I have a Java server application that opens a ServerSocket with just the
port number -> new ServerSocket(12345, 50, null); I have also tested this
with ServerSocket(12345, 50); In Java, when a Socket is returned from the
accept() method (call it s for clarity), a call to s.getLocalAddress()
returns the IP address of where the connection is made on the server. In
other words, if the connection from the client is to 127.0.0.1, then
s.getLocalAddress() returns an InetAddress set to 127.0.0.1

J#, however, returns an undefined setting (according to the debugger) and
causes a NullException if that value is used. I am using J# 1.1.4322.

I believe that this is the only thing that is keeping me from distributing a
..NET version of this application. Due to the architecture of the
application and its heavy use in the Java form, I cannot eliminate these
calls. I note that the converter to C# flags getLocalAddress() as
unsupported in the .NET architecture. I hope that Microsoft might have the
developer where-with-all to determine how to properly return the local IP
address as both the MS and Sun JVM does.

Pete Loveall
AME Corp.

You miss understood my statement. See below...

"Lars-Inge Tønnessen [VJ# MVP]" <http://emailme.larsinge.com> wrote in
message news:%23kcUMFuyEHA.1300 (AT) TK2MSFTNGP14 (DOT) phx.gbl...
Replace the above 3 lines with...

java.net.Socket s = servSock.accept();
System.out.println(s.getLocalAddress());

The client is not involved in this bug report. For test purposes, you can
use a simple telnet client.

As stated in my original post, the problem with Socket.getLocalAddress()
occurs with the socket returned by the ServerSocket.accept() in the server
code.

Pete Loveall
AME Corp.

I am running on WinXP Pro SP2 and on W2k3 Server. The following Class1
(with import java.net.*; in the opening) prints "null" without the quotes to
the console after connecting with telnet as you did.

public Class1()
{
try
{
ServerSocket s = new ServerSocket( 12345, 50, null );
Socket ss = s.accept();
System.out.println( ss.getLocalAddress() );
}
catch ( Exception e )
{
e.printStackTrace();
}
}

"Lars-Inge Tønnessen [VJ# MVP]" <http://emailme.larsinge.com> wrote in
message news:%23dkwtrxyEHA.2656 (AT) TK2MSFTNGP14 (DOT) phx.gbl...

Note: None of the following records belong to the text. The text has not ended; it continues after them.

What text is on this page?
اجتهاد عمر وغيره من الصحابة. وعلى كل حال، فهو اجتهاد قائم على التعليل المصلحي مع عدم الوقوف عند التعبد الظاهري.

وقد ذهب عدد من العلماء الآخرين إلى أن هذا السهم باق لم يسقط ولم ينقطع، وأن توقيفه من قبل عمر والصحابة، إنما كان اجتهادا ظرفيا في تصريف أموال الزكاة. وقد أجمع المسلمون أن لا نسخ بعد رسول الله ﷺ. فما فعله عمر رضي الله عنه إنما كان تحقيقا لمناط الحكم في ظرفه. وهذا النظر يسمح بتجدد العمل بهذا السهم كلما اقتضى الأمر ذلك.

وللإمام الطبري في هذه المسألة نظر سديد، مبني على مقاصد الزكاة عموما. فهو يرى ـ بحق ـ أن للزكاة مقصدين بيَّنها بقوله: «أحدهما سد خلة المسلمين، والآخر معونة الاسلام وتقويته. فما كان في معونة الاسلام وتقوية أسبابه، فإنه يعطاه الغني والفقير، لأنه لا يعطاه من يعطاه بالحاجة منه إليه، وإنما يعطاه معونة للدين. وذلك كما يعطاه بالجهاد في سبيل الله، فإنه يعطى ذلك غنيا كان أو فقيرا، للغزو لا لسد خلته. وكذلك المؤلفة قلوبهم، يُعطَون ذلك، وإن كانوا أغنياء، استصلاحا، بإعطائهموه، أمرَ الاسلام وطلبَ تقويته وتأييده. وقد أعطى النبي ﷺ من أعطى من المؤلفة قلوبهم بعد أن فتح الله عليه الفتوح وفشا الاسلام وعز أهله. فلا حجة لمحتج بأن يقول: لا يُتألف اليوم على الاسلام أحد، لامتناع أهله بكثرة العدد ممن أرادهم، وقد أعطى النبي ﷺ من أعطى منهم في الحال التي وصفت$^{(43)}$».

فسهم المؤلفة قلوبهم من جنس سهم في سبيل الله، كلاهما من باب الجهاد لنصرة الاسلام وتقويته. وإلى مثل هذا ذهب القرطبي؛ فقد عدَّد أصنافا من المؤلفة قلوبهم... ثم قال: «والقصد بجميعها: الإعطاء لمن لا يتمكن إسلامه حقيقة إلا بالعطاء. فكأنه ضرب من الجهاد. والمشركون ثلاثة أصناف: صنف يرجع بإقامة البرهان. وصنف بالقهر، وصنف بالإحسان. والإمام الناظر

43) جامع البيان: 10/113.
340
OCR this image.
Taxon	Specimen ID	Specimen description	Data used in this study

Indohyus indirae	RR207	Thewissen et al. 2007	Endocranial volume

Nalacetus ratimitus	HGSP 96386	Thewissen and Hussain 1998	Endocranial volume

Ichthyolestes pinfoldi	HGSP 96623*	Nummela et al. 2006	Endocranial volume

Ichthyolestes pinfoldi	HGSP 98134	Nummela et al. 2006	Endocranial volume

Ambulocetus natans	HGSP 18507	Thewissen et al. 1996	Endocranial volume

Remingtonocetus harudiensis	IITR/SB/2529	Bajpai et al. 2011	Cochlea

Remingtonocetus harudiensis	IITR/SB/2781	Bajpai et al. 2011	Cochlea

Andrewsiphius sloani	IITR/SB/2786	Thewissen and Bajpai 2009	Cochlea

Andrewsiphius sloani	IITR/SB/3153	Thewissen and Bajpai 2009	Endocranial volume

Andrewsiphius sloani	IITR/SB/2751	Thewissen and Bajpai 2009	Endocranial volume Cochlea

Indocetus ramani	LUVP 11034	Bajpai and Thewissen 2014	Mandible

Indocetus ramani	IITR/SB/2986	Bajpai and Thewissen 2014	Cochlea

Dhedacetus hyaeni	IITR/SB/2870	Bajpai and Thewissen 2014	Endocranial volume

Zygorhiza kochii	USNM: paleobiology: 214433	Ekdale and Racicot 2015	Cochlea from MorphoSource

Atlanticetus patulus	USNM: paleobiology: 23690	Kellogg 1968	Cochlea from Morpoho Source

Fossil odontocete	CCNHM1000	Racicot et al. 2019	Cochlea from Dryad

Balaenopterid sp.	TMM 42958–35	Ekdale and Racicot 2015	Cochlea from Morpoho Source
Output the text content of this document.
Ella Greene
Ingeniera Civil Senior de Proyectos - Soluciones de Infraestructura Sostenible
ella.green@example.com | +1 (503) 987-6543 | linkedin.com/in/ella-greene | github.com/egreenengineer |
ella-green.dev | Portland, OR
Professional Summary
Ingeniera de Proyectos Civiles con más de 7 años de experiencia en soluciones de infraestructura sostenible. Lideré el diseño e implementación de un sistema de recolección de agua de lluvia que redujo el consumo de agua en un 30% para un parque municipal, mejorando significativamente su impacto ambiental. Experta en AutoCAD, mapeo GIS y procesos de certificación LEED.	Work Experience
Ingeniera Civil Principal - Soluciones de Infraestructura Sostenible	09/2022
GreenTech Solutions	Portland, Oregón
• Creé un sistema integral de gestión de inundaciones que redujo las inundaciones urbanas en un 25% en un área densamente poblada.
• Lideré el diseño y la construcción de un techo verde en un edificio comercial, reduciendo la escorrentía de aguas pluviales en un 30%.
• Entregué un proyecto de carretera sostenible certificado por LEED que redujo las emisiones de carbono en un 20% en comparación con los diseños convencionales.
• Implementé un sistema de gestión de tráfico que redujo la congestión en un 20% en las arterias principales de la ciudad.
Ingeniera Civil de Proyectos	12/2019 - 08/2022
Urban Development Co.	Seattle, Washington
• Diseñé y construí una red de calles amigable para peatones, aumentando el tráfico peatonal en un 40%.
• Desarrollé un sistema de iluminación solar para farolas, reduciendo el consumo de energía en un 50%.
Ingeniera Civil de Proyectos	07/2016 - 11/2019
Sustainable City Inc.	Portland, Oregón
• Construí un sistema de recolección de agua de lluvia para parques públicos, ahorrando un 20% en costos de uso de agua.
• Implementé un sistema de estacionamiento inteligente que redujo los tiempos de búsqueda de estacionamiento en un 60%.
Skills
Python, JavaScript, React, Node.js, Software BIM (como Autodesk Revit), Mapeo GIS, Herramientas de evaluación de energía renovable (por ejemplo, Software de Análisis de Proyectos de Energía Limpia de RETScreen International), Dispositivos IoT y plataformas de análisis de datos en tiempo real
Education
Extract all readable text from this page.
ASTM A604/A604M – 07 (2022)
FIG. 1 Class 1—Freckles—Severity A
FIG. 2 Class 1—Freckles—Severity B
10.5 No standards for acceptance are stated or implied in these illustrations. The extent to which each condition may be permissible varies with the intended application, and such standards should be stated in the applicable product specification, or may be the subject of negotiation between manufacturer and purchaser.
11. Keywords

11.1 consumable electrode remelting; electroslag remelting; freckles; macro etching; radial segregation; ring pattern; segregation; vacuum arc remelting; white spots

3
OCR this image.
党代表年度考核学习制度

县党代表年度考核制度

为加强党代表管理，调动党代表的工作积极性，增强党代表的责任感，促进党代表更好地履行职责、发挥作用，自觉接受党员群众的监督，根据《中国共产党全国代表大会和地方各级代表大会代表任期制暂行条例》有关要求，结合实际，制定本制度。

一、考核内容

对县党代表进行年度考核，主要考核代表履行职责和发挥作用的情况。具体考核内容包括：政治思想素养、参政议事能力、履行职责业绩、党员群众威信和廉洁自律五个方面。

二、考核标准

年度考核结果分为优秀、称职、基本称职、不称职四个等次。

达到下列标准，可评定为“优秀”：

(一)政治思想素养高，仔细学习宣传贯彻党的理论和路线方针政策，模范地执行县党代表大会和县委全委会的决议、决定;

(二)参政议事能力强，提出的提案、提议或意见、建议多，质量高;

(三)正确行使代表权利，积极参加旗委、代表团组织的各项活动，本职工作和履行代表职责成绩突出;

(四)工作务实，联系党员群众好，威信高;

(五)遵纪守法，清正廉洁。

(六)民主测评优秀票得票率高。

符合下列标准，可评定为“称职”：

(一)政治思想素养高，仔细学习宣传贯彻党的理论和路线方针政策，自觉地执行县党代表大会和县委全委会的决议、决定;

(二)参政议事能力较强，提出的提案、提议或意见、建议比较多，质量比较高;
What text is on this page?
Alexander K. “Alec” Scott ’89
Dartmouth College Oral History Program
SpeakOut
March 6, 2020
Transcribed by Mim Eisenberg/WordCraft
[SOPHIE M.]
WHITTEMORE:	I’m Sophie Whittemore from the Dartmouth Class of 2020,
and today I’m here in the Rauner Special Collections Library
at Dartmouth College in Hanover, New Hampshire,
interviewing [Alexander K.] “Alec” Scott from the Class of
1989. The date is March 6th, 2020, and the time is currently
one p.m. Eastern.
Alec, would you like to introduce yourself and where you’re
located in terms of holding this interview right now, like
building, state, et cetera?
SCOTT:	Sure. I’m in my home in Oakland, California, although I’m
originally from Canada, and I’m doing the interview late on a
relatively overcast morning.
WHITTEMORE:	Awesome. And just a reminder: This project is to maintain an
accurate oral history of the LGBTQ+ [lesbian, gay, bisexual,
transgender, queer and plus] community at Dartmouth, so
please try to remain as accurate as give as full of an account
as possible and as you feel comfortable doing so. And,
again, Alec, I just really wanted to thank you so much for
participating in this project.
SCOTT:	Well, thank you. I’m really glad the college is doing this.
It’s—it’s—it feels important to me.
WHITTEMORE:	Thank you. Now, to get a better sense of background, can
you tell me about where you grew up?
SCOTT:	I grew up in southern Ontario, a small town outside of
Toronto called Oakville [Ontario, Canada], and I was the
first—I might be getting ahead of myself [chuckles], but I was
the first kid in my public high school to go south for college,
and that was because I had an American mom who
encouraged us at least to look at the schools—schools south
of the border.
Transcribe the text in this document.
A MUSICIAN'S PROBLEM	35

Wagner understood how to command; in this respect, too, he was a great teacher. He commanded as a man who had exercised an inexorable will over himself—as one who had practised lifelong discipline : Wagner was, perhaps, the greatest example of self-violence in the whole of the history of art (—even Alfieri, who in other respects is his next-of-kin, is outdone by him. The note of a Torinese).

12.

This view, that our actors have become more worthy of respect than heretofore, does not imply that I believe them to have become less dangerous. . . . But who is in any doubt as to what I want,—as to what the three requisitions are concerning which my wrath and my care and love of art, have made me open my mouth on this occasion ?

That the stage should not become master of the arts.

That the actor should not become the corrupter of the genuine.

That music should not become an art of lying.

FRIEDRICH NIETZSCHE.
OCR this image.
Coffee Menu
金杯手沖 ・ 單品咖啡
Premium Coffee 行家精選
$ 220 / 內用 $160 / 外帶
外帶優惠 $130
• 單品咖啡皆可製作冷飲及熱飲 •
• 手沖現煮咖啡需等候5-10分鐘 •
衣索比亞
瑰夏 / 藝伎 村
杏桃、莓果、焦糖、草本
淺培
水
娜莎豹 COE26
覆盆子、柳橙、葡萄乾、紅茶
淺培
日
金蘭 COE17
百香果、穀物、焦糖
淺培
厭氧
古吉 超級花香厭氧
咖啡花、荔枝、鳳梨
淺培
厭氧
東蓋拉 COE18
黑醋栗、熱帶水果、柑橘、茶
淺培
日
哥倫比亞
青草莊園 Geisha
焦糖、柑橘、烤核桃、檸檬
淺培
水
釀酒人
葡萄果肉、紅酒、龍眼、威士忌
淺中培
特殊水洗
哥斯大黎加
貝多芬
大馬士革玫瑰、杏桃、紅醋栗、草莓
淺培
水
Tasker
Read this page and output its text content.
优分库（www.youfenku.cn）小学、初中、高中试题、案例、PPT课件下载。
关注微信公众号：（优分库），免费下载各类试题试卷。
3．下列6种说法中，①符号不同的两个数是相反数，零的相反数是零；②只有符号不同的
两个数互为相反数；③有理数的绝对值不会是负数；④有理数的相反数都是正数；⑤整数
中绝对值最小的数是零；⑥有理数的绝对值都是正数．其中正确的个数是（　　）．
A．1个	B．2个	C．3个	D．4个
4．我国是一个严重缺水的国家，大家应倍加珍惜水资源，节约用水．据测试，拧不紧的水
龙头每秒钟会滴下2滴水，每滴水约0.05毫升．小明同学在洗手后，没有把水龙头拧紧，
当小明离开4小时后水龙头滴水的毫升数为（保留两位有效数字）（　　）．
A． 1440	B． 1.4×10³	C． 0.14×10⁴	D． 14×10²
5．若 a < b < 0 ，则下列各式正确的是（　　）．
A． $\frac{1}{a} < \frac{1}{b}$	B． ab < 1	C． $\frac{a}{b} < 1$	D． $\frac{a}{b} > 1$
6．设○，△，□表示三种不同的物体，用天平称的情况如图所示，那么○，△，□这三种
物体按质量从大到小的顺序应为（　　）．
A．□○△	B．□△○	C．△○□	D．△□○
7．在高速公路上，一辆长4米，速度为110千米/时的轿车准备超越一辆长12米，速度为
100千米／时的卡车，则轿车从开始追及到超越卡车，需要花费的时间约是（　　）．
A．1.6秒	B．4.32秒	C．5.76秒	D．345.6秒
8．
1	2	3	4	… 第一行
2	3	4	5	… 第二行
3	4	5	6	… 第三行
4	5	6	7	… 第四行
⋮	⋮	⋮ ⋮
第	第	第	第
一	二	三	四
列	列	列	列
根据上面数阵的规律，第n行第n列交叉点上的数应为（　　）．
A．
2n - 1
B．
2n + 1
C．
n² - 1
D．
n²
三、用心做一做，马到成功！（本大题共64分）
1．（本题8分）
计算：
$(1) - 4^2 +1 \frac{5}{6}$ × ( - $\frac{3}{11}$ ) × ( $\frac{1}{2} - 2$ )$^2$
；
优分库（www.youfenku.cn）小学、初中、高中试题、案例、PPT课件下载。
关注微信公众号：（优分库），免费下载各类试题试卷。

System.Console.WriteLine(ss.getLocalAddress().getL ocalHost());

This returns a local IP because getLocalHost() is a static method and so
ss.getLocalAddress() is not evaluated. In fact, since you were telneting to
localhost, you should get 127.0.0.1 returned from ss.getLocalAddress(), not
null. System.Console.WriteLine() prints a blank line for a null value (this
is why you didn't see any problem). I recommend using System.out.println()
since that will print the word null if the object passed to it is null.

Thanks for taking a look at this.

Pete Loveall
AME Corp.

"Lars-Inge Tønnessen [VJ# MVP]" <http://emailme.larsinge.com> wrote in
message news:%23dkwtrxyEHA.2656 (AT) TK2MSFTNGP14 (DOT) phx.gbl...

One further test which also returns null is if you use an explicit
InetAddress in the ServerSocket definition (e.g. ServerSocket( 12345, 50,
InetAddress.getByName("localhost") )). I did print
InetAddress.getByName("localhost") just to make sure and it correctly
printed 127.0.0.1. However, ss.getLocalAddress() still returned null.

Pete Loveall
AME Corp.